Sebaiknya pada malam tersebut, seseorang menghindari konflik dari faktor mana saja dan melakukan refleksi diri.
Beberapa orang percaya bahwa bepergian jauh di bulan Suro dapat mengakibatkan risiko besar. Risiko tersebut dipercaya akan menelan banyak korban jiwa, salah satu contohnya kecelakaan lalu lintas.

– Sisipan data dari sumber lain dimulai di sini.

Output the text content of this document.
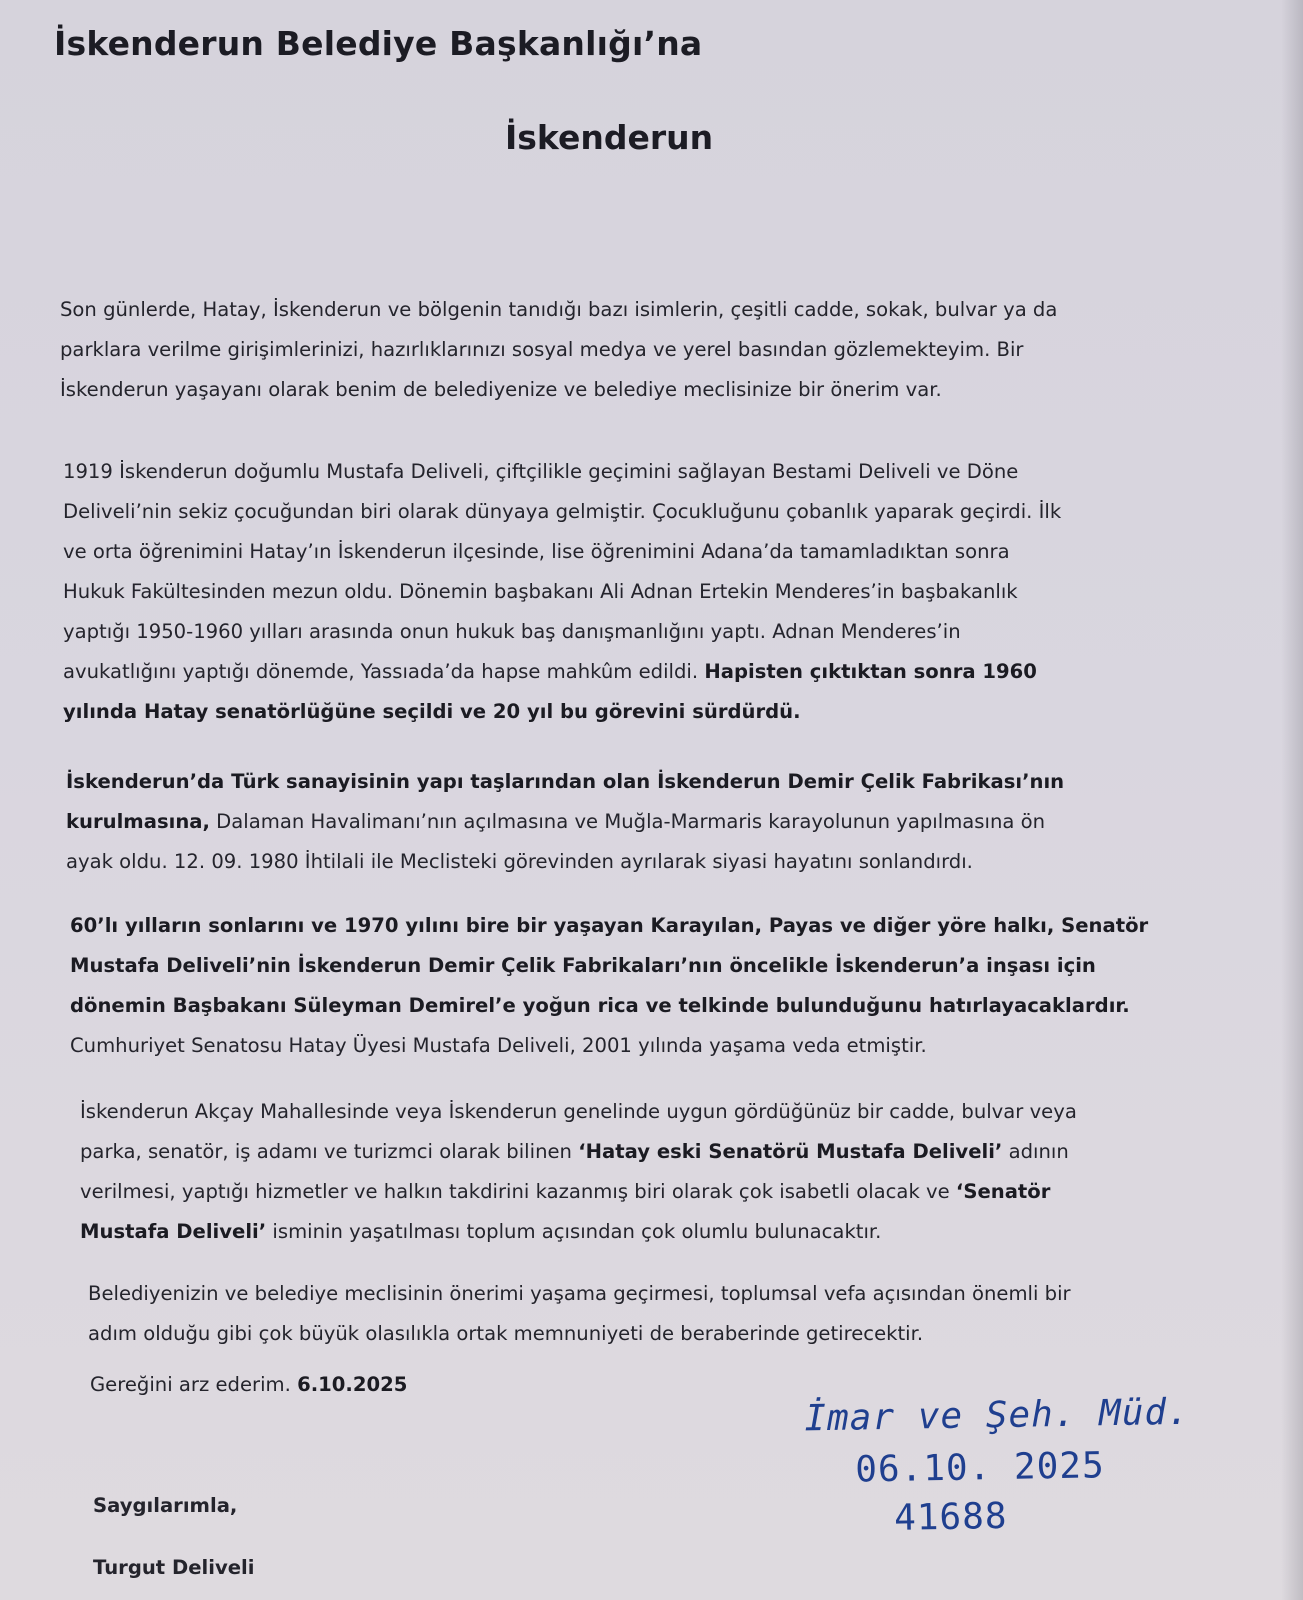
İskenderun Belediye Başkanlığı’na
İskenderun

Son günlerde, Hatay, İskenderun ve bölgenin tanıdığı bazı isimlerin, çeşitli cadde, sokak, bulvar ya da
parklara verilme girişimlerinizi, hazırlıklarınızı sosyal medya ve yerel basından gözlemekteyim. Bir
İskenderun yaşayanı olarak benim de belediyenize ve belediye meclisinize bir önerim var.

1919 İskenderun doğumlu Mustafa Deliveli, çiftçilikle geçimini sağlayan Bestami Deliveli ve Döne
Deliveli’nin sekiz çocuğundan biri olarak dünyaya gelmiştir. Çocukluğunu çobanlık yaparak geçirdi. İlk
ve orta öğrenimini Hatay’ın İskenderun ilçesinde, lise öğrenimini Adana’da tamamladıktan sonra
Hukuk Fakültesinden mezun oldu. Dönemin başbakanı Ali Adnan Ertekin Menderes’in başbakanlık
yaptığı 1950-1960 yılları arasında onun hukuk baş danışmanlığını yaptı. Adnan Menderes’in
avukatlığını yaptığı dönemde, Yassıada’da hapse mahkûm edildi. Hapisten çıktıktan sonra 1960
yılında Hatay senatörlüğüne seçildi ve 20 yıl bu görevini sürdürdü.

İskenderun’da Türk sanayisinin yapı taşlarından olan İskenderun Demir Çelik Fabrikası’nın
kurulmasına, Dalaman Havalimanı’nın açılmasına ve Muğla-Marmaris karayolunun yapılmasına ön
ayak oldu. 12. 09. 1980 İhtilali ile Meclisteki görevinden ayrılarak siyasi hayatını sonlandırdı.

60’lı yılların sonlarını ve 1970 yılını bire bir yaşayan Karayılan, Payas ve diğer yöre halkı, Senatör
Mustafa Deliveli’nin İskenderun Demir Çelik Fabrikaları’nın öncelikle İskenderun’a inşası için
dönemin Başbakanı Süleyman Demirel’e yoğun rica ve telkinde bulunduğunu hatırlayacaklardır.
Cumhuriyet Senatosu Hatay Üyesi Mustafa Deliveli, 2001 yılında yaşama veda etmiştir.

İskenderun Akçay Mahallesinde veya İskenderun genelinde uygun gördüğünüz bir cadde, bulvar veya
parka, senatör, iş adamı ve turizmci olarak bilinen ‘Hatay eski Senatörü Mustafa Deliveli’ adının
verilmesi, yaptığı hizmetler ve halkın takdirini kazanmış biri olarak çok isabetli olacak ve ‘Senatör
Mustafa Deliveli’ isminin yaşatılması toplum açısından çok olumlu bulunacaktır.

Belediyenizin ve belediye meclisinin önerimi yaşama geçirmesi, toplumsal vefa açısından önemli bir
adım olduğu gibi çok büyük olasılıkla ortak memnuniyeti de beraberinde getirecektir.

Gereğini arz ederim. 6.10.2025

Saygılarımla,

Turgut Deliveli

İmar ve Şeh. Müd.
06.10. 2025
41688
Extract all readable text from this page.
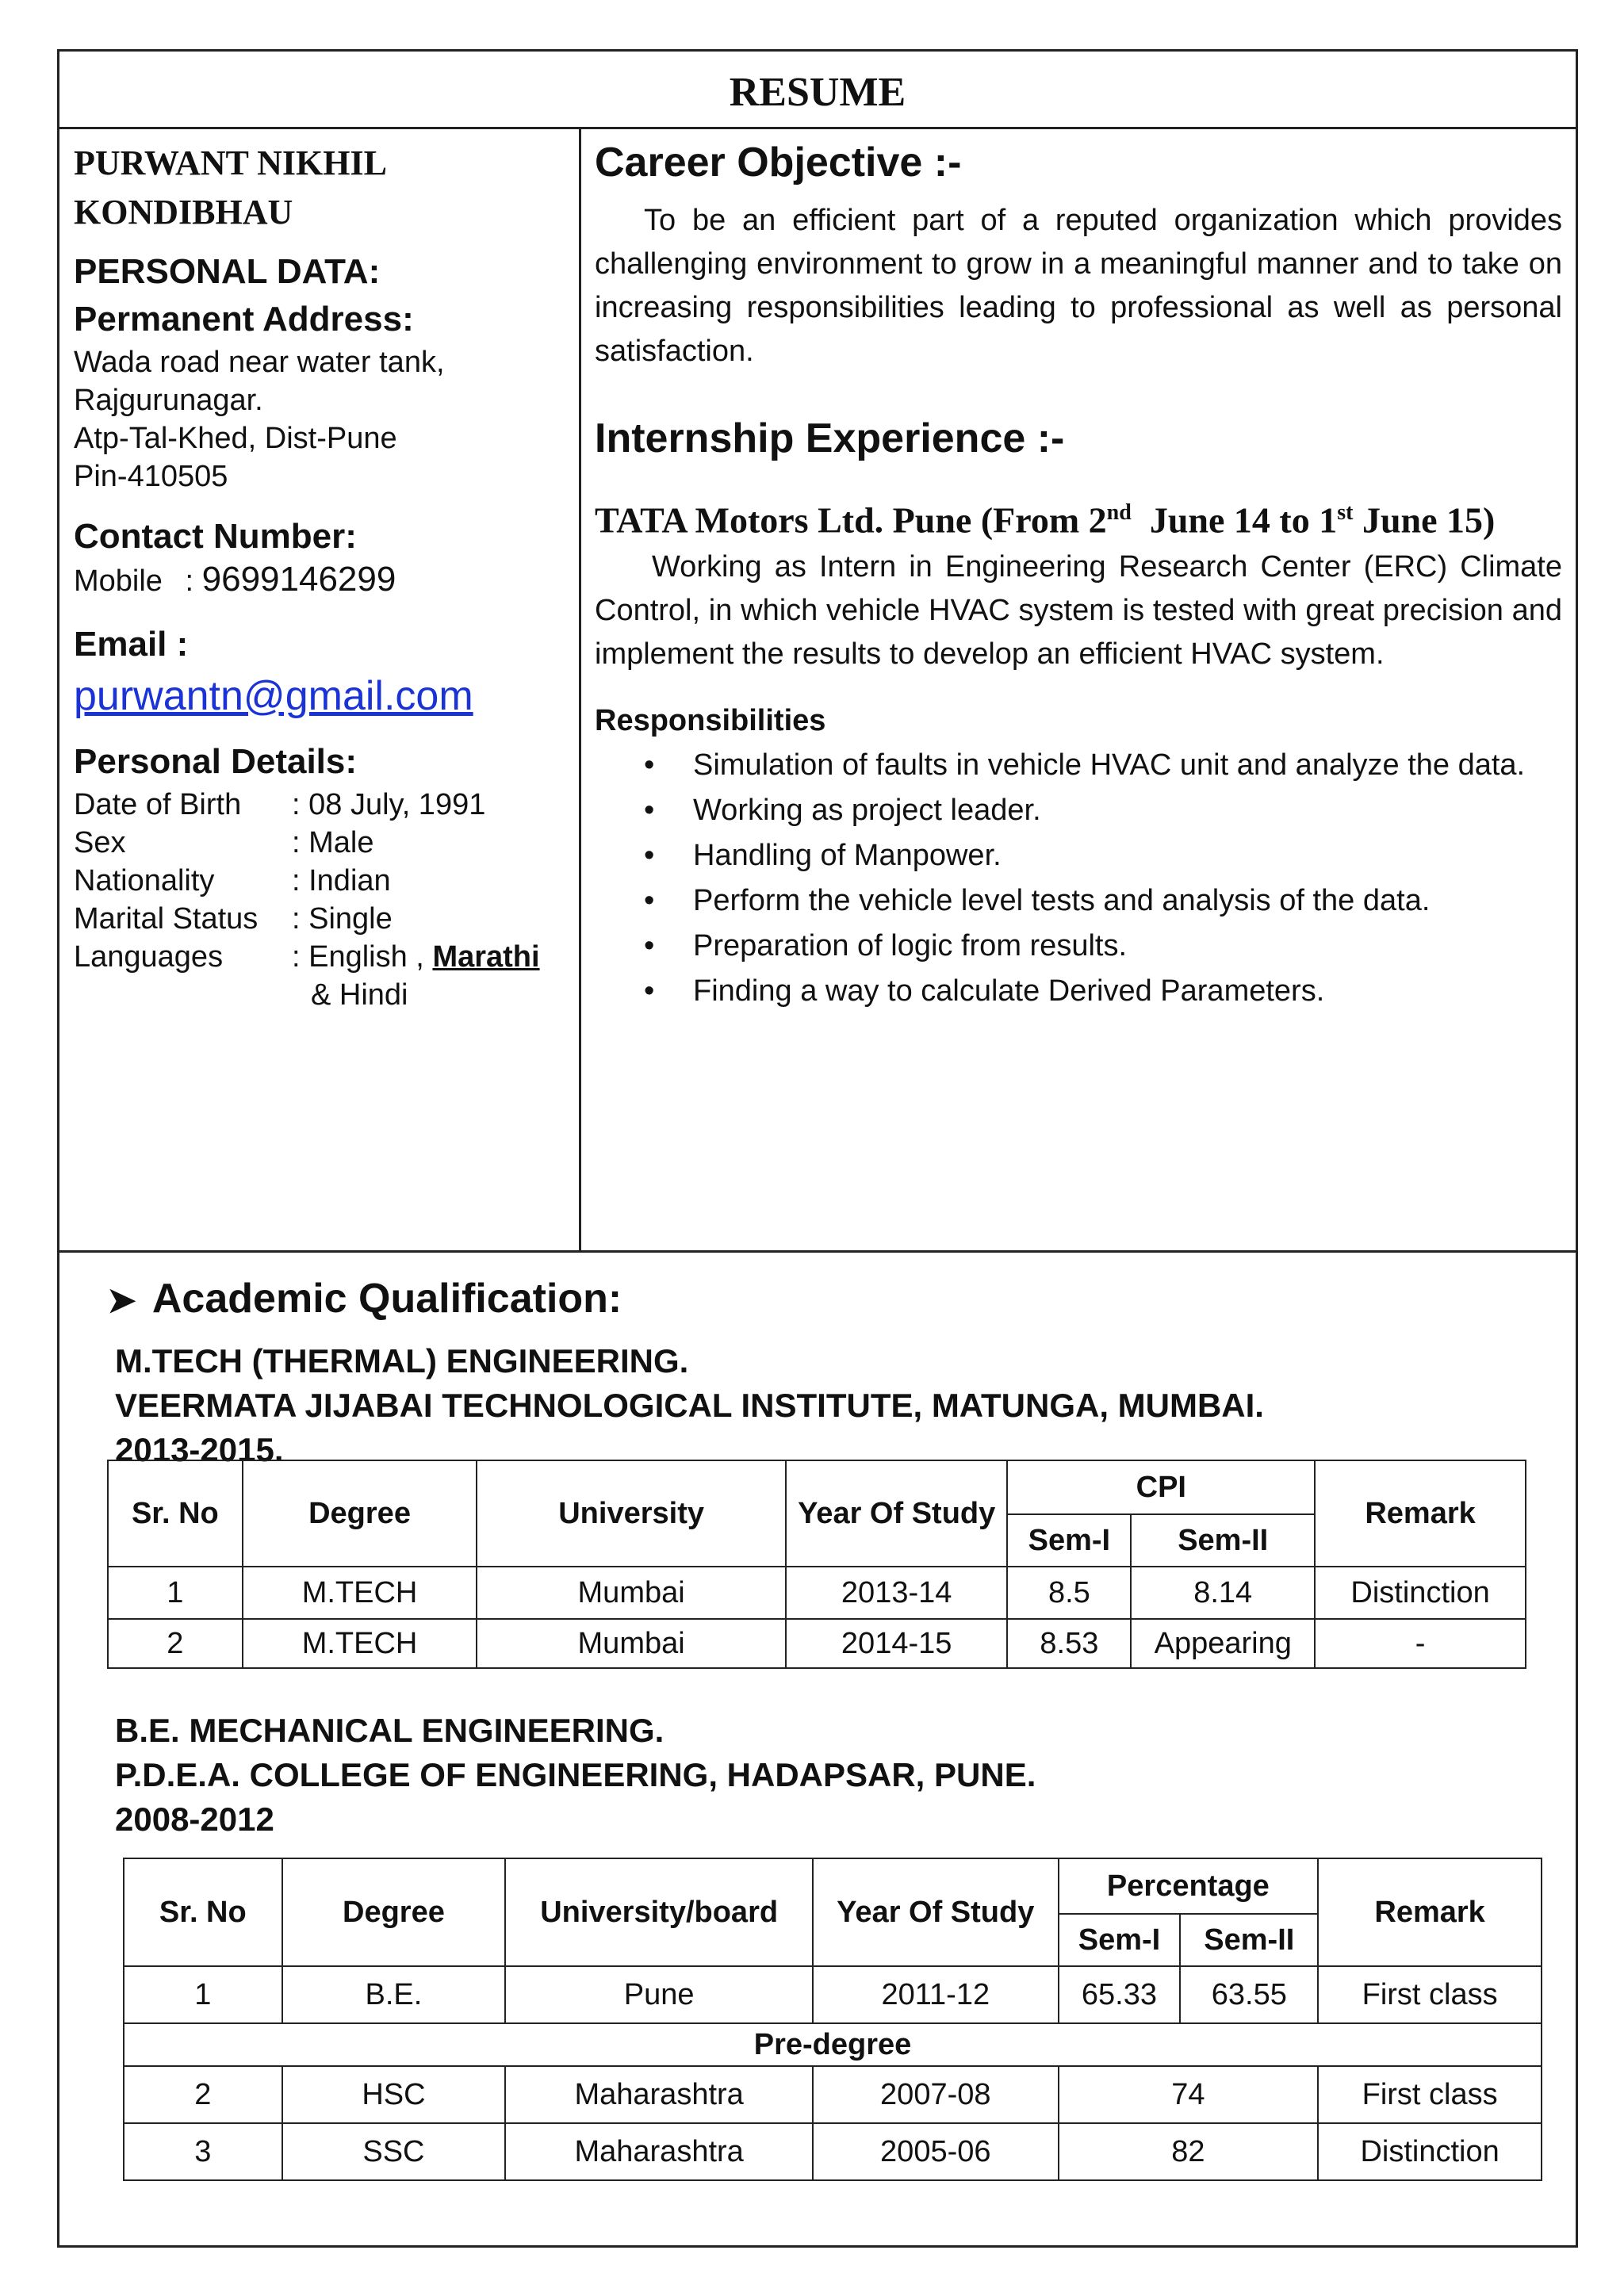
RESUME
PURWANT NIKHIL
KONDIBHAU

PERSONAL DATA:

Permanent Address:

Wada road near water tank,
Rajgurunagar.
Atp-Tal-Khed, Dist-Pune
Pin-410505

Contact Number:

Mobile : 9699146299

Email :

purwantn@gmail.com

Personal Details:

Date of Birth	: 08 July, 1991
Sex	: Male
Nationality	: Indian
Marital Status	: Single
Languages	: English , Marathi
& Hindi

Career Objective :-

To be an efficient part of a reputed organization which provides challenging environment to grow in a meaningful manner and to take on increasing responsibilities leading to professional as well as personal satisfaction.

Internship Experience :-

TATA Motors Ltd. Pune (From 2nd June 14 to 1st June 15)

Working as Intern in Engineering Research Center (ERC) Climate Control, in which vehicle HVAC system is tested with great precision and implement the results to develop an efficient HVAC system.

Responsibilities

• Simulation of faults in vehicle HVAC unit and analyze the data.
• Working as project leader.
• Handling of Manpower.
• Perform the vehicle level tests and analysis of the data.
• Preparation of logic from results.
• Finding a way to calculate Derived Parameters.

➤ Academic Qualification:

M.TECH (THERMAL) ENGINEERING.

VEERMATA JIJABAI TECHNOLOGICAL INSTITUTE, MATUNGA, MUMBAI.

2013-2015.

Sr. No	Degree	University	Year Of Study	CPI		Remark
				Sem-I	Sem-II	
1	M.TECH	Mumbai	2013-14	8.5	8.14	Distinction
2	M.TECH	Mumbai	2014-15	8.53	Appearing	-

B.E. MECHANICAL ENGINEERING.

P.D.E.A. COLLEGE OF ENGINEERING, HADAPSAR, PUNE.

2008-2012

Sr. No	Degree	University/board	Year Of Study	Percentage		Remark
				Sem-I	Sem-II	
1	B.E.	Pune	2011-12	65.33	63.55	First class
Pre-degree						
2	HSC	Maharashtra	2007-08	74		First class
3	SSC	Maharashtra	2005-06	82		Distinction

Sebab, pada bulan Suro terdapat kepercayaan akan ada orang yang dijadikan tumbal di bulan ini. Hal ini merupakan kepercayaan yang telah turun-temurun diyakini masyarakat Jawa.
Terakhir, selama bulan Suro, seseorang dianjurkan untuk menghindari berbagai hal yang bersifat duniawi dan berlebihan. Sebab bagi masyarakat Jawa terutama umat muslim, bulan Suro dipandang sebagai waktu yang tepat untuk berpuasa, bermeditasi, dan memperbanyak doa.
Kegiatan yang terlalu menekankan kesenangan duniawi dianggap kurang selaras dengan makna spiritual dan kesakralan bulan Suro. Pantangan ini tidak bersifat wajib, namun dilakukan berdasarkan pada kepercayaan dan adat istiadat.
Dikutip kembali dari Jurnal Kajian, Bahasa dan Sastra, pantangan dan larangan yang diyakini masyarakat mengenai bulan Suro menurut Islam dijelaskan oleh Buya Yahya. Ia menyebutkan bahwa masyarakat sering menganggap bulan Muharram atau Suro adalah bulan keramat.
Ada pula yang mempercayai bahwa bulan Suro penuh kesialan sehingga tidak ingin menyelenggarakan hajatan dan sebagainya. Seperti yang juga disebutkan sebelumnya, beberapa pantangan dianggap mengakibatkan musibah dan bencana.
Buya Yahya meluruskan bahwa sikap-sikap seperti itu merupakan hal yang mencela waktu dan beranggapan sial dengan waktu tertentu. Sementara, sikap mencela waktu itu adalah kebiasaan orang-orang musyrik.
Dengan demikian, dari sudut pandang Islam memercayai pantangan-pantangan yang membawa kesialan di waktu tertentu seperti dikhususkan pada bulan Suro merupakan sikap mencela waktu. Sikap tersebut adalah perbuatan musyrik atau menyekutukan Allah SWT.
Itulah pantangan-pantangan malam 1 Suro dalam tradisi Jawa beserta penjelasannya. Semoga bermanfaat!